Seperti diketahui, kemarin Mahkamah Konstitusi memutuskan untuk memperpanjang masa jabatan pimpinan KPK dari 4 tahun menjadi 5 tahun. Dengan diperpanjang satu tahun berarti pimpinan KPK yang sekarang baru akan diganti pada Desember 2024, setelah gelaran Pemilu dan Pilpres selesai. Dengan demikian, mereka masih bisa bertugas sampai pemilu selesai.

Menanggapi hal tersebut, Rocky mengatakan, “Jadi itu akhirnya jadi tafsir seolah-olah permintaan perpanjangan itu dimaksudkan untuk konsumsi rezim. Jadi rezim menganggap bahwa peralatan-peralatan yang dia miliki sekarang itu jangan diganti dulu, kira-kira begitu kan, supaya bisa diefektifkan pada tahun pemilu.”

Menurut Rocky, agak aneh kalau tiba-tiba ada keinginan seseorang untuk minta di-review statusnya sendiri. Kemudian, akan ada keputusan yang bersifat umum yang mungkin sekali orang anggap supaya bisa disamakan semua, yaitu 5 tahun 5 tahun.

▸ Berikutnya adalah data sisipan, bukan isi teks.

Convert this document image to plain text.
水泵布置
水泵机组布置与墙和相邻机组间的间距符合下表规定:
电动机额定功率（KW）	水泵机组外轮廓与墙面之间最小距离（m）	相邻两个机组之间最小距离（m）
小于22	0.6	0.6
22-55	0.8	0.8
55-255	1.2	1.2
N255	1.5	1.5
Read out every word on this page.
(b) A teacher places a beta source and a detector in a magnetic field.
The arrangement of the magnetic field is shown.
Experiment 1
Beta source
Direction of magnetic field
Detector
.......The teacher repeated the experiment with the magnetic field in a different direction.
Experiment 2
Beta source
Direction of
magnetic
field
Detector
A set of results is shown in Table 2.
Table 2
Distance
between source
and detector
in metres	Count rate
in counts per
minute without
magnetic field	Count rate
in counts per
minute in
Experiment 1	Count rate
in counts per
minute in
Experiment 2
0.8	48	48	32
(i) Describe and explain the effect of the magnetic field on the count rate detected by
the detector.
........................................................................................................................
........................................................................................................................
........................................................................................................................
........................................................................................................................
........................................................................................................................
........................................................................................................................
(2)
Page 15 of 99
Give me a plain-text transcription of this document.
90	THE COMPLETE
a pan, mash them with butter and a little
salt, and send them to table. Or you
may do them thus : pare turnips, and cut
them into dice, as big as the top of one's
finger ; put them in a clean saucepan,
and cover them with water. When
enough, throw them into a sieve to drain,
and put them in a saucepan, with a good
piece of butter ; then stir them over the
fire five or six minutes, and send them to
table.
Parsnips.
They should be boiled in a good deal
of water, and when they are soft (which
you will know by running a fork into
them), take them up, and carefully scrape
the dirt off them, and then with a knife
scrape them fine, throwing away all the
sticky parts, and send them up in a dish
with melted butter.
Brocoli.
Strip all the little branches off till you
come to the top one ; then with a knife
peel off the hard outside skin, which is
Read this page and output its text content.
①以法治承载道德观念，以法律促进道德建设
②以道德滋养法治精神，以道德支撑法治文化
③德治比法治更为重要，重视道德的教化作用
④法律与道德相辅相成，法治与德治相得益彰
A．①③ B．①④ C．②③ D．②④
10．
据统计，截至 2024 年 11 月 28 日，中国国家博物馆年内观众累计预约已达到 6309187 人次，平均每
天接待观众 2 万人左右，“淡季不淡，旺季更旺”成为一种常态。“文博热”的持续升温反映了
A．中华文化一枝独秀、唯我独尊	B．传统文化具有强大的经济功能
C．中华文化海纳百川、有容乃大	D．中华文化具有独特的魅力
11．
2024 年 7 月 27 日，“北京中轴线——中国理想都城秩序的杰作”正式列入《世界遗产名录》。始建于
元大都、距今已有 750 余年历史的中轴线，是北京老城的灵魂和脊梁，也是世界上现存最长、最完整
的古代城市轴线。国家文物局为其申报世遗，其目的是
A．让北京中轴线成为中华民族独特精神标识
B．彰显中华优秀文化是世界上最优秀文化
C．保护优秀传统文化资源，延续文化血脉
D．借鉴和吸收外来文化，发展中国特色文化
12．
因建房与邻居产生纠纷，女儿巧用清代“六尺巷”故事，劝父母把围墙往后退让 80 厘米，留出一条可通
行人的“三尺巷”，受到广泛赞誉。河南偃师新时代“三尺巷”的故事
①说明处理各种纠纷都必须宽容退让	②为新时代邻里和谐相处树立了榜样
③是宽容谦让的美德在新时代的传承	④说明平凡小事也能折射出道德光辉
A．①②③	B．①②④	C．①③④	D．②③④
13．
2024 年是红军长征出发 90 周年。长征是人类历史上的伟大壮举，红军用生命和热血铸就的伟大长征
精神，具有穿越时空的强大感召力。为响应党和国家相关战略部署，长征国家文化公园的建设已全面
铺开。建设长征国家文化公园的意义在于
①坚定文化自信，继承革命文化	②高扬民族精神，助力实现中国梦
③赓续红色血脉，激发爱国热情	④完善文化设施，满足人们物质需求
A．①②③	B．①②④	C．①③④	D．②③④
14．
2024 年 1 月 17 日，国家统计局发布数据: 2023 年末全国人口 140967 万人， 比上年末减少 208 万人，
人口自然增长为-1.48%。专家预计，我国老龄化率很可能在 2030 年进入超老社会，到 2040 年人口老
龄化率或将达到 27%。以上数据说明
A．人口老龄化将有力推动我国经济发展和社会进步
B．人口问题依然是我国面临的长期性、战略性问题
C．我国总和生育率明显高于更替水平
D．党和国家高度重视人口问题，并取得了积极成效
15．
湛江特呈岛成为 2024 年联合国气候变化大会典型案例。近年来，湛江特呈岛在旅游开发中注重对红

“Tetapi, karena dilakukan dengan alasan yang terlalu personal atau individual maka orang mencurigai bahwa ini adalah perpanjangan efektivitas pengendalian KPK di tahun pemilu. Artinya, ya supaya sprindik-sprindik yang masih ada itu masih bisa dilakukan oleh tim yang sekarang, timnya Firli Bahuri,” ujar Rocky.  

Mau tidak mau public menafsirkan seperti itu. Apalagi saat dalam banyak kasus sudah mulai ada kecenderungan semacam itu. KPK, misalnya, sudah menjadi pembicaraan umum dan media-media bahkan sudah melakukan investigasi, bukan sekadar rumor, KPK digunakan untuk menjegal salah satu calon kandidat yang tidak diinginkan oleh penguasa.

“Bagian ini sebetulnya mau kita terangkan bahwa lembaga-lembaga yang dibentuk sejak reformasi, seperti KPK, KPU, MK, dan segala macam, di awal reformasi didesain untuk imparsial, untuk tidak terlibat di dalam kasak kusuk, cawe-cawe. Dia berperan menggantikan fungsi Kejaksaan dan Kepolisian yang pada waktu itu belum bisa maksimal. Lalu kita bikin koreksi bahwa satu waktu KPK pasti akan berhasil mengedepankan etika penegakan hukum sehingga korupsi itu tinggal dikasih sinyal sedikit, lalu Polisi dan Jaksa bergerak. Lalu, lama-lama nggak perlu lagi sinyal karena Jaksa dan Polisi sudah mampu melakukan fungsi konvensionalnya, yaitu menegakkan hukum,” ungkap Rocky.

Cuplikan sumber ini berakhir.